How DO I choose a phlebotomy program

So, you have heard from all your friends that becoming a phlebotomist is the next best thing.  Well… it could be.  Phlebotomist draw your blood.  They are the ones who poke you with a needle to collect blood samples which are sent to a lab for testing.  Here in California, you are required to be licensed by the California Department of Public Health (CDPH) to work as a Phlebotomist.  For the little amount of training required, the starting pay is pretty good, which means the job market is competitive. The task of drawing blood can also be stressful for some people.  You need a steady hand.  You need to be organized and you have to like to work with people. Phlebotomist work in many different environments.  Phlebotomist are needed at doctor’s clinics to draw blood from patients.  Laboratories require licensed phlebotomist for their blood draws.  Hospitals have many phlebotomists on staff running around attending to inpatients and outpatients.  Phlebotomist are even needed for paramedical companies for “mobile phlebotomy” – these are special phlebotomist who typically visit people’s homes to collect blood samples from clients (usually for life insurance applications).  In terms of average salaries for CPTs we feel’s survey is pretty accurate – View Here

What are the course details?

Most students start the program having no prior training drawing blood.  If you have prior training, for example, if you were a Phlebotomist from another state and moving to California, you could qualify as an Advance student (more on this later).  Most students qualify as beginners and have to complete a state-approved 80+ hour training course.  You have to be over 18 years or older and have a High School Diploma, GED, or better.  Your school may have other prerequisites so check each program carefully.  You also want to check if the program you want to enroll in is an approved program by the CDPH – Very important!

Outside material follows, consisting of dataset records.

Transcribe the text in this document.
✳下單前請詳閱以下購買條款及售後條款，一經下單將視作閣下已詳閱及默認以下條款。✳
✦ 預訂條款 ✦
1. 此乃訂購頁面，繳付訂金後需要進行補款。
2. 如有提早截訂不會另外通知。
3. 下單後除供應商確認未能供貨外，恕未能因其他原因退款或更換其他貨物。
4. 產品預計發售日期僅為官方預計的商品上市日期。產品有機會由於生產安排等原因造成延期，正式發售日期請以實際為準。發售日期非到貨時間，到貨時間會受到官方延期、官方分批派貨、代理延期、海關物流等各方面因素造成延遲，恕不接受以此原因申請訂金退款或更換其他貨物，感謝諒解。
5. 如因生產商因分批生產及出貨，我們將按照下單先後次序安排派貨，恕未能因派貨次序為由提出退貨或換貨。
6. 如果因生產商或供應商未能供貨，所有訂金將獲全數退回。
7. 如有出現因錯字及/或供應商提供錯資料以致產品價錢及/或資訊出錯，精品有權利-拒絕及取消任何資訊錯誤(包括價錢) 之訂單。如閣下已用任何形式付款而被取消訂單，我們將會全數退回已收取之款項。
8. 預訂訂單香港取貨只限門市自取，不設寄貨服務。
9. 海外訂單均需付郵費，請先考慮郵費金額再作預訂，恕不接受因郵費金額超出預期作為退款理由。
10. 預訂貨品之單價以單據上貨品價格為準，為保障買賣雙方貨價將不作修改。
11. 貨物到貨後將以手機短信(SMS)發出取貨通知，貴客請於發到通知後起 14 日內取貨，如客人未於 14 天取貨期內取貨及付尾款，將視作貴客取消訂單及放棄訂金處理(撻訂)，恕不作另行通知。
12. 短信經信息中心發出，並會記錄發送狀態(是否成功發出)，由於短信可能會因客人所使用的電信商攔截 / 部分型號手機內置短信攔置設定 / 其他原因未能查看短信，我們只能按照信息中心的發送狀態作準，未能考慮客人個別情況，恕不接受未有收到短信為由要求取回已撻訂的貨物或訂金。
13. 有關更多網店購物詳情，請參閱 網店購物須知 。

Let’s talk about experienced Advance students.  Advanced students fall into 2 categories.  By the way, tons of detail can be found in this phlebotomy decision matrix.  Generally speaking, if you’re an experienced Phlebotomist you will either have less than 1040 hours of recent phlebotomy job experience OR equal or greater than 1040 hours.  <1040 hours mean you have to take both Beginner and Advance classroom (aka. Didactic) portions of the course and you must prove (your prior employer has to sign off on you) that you have completed the necessary blood draws.  If you have >1040 hours then you only need to complete the Advance portion of the course.  In our experience, many students who qualify for the >1040 hours Advance course still fail the Phlebotomy Board exam so we always advise you take both Beginner and Advance to save you the trouble and time. What’s in the last 40 hours you might ask?  The first 40 hours is classroom lectures and last 40 hours is externship training.  Keep in mind, some schools may have more than 80 hours combined, 80 hours is just the minimum required by CDPH.  Classroom lecture is self-explanatory obviously, but externship may not be so clear.  When you start your externship, you will be sent to a off-campus location that is usually a clinic, lab, hospital, where blood draws are conducted.  Some might say this is on-the-job training but it isn’t really.  During externship you’re required to complete a minimum 50 venipunctures and 10 skin punctures.  You will not be issued your CPT1 license without completing this very important requirement.  Most good schools find an externship site for you, but you are free to find your own as well.  You know that phlebotomist friend of yours?  Ask him/her if you can complete your hours at their site.